The Valorian officer shifted in the shadows and was quiet. The sky appeared to grow a little lighter, but Kestrel told herself that it was her imagination, that the sky couldn't possibly do that in the span of two heartbeats. She was letting anxiety rule her.

“Your report, then,” the officer said. “Tell me their numbers.”

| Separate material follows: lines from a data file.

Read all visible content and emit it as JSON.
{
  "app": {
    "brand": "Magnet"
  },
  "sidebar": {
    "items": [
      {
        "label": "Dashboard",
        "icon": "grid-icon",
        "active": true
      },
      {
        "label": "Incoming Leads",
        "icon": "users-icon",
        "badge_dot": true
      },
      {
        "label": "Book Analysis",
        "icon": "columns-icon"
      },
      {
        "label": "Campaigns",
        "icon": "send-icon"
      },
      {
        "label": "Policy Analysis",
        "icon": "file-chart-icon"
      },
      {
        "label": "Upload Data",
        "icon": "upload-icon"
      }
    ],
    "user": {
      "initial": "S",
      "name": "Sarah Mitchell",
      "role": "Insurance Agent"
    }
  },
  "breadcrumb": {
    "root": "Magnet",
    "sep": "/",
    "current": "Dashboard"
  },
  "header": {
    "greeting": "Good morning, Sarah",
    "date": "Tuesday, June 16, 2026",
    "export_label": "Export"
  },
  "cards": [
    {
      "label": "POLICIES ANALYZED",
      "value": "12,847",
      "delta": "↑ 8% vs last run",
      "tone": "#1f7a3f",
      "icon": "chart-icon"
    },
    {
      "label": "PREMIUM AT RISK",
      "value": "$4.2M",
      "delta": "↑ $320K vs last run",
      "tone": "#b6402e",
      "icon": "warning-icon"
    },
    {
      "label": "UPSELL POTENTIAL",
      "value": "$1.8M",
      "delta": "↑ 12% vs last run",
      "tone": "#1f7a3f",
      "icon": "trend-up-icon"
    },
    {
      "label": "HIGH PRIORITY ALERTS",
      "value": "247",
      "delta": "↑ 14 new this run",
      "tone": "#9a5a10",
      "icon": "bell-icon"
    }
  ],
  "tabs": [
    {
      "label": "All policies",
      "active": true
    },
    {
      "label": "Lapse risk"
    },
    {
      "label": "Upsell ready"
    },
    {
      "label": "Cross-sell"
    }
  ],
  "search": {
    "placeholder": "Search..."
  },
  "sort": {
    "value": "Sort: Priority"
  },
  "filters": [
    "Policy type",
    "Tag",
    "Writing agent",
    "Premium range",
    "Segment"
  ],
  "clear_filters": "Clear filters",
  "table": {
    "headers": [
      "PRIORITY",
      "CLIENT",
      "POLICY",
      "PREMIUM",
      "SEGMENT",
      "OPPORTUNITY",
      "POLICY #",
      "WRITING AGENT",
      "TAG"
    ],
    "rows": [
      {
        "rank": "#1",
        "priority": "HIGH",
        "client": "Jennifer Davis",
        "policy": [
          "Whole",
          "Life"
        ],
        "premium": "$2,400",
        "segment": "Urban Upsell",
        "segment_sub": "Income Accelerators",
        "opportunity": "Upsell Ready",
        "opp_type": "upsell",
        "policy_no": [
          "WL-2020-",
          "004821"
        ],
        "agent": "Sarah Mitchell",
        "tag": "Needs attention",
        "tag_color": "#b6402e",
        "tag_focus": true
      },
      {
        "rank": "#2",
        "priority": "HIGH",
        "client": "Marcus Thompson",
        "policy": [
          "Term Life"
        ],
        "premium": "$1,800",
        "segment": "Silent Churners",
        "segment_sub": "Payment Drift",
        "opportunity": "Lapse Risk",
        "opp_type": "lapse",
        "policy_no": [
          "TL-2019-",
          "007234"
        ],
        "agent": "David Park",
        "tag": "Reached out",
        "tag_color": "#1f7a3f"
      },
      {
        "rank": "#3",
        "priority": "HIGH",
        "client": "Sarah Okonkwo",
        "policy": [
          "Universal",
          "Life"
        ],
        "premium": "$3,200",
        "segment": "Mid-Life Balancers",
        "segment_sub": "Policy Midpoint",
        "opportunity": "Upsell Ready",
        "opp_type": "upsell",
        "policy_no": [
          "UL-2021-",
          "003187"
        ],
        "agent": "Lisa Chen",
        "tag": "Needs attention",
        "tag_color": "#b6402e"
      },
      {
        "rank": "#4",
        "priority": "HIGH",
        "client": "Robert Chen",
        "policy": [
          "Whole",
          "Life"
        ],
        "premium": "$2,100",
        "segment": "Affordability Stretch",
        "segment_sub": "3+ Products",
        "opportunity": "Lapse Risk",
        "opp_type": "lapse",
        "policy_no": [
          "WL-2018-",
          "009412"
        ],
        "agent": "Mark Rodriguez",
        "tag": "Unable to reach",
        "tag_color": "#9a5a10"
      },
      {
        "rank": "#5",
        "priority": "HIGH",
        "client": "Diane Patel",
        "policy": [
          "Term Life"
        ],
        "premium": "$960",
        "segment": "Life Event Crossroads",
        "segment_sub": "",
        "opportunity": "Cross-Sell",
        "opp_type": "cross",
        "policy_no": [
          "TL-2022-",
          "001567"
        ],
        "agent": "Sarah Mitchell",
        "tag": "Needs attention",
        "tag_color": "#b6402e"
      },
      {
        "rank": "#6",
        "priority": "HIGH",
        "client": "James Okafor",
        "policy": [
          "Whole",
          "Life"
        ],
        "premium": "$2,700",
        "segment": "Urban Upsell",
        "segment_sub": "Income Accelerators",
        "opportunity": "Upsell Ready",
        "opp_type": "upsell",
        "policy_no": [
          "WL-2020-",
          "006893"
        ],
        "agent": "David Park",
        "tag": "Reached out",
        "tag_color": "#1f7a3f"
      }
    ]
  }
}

“One thousand soldiers. Maybe fifteen hundred.” Roshar's force near Errilith numbered nearly twice that amount.

“Components?”

“Little cavalry, mostly infantry.” True. “From the looks of it, young.” True. “Inexperienced.” Not true. “Light cannon, and not many of them.” True, unfortunately. “Some tension between the Dacran and Herrani factions.” Less than she'd expect. “Tension over who should command.” Not true. Not exactly. Sometimes, though, she caught the way the prince eyed Arin with pensive hesitancy, as if he secretly
believed
Arin to be a wholly other creature than human, that a day would come when Arin's skin would split and whatever was lurking inside him would climb out.

In fact, most people looked at him that way.

“Position?” the officer asked.

“By now they'll have reached the manor.”

“Tell me about the formation of their units, their positions within the army.”

Kestrel answered, relieved. He seemed to believe her. This was easier than she'd thought. She mixed her lies and truths, setting them down like planks of joined wood, sturdy enough to bear the weight of this man's trust.

But when she stopped speaking, the silence lasted longer than it should have.

“Alis,” said the officer, “where are you from?”

She pretended to misunderstand the question. “Sir, I came from the rebels' camp.”

“That's not what I mean. Where are you
from
?”

Her confidence vanished. He suspected her. She didn't know anything of the scout's history. Kestrel had taken the token and the map and had left as quickly as she could.

Carefully, Kestrel told the officer, “I thought you already knew.”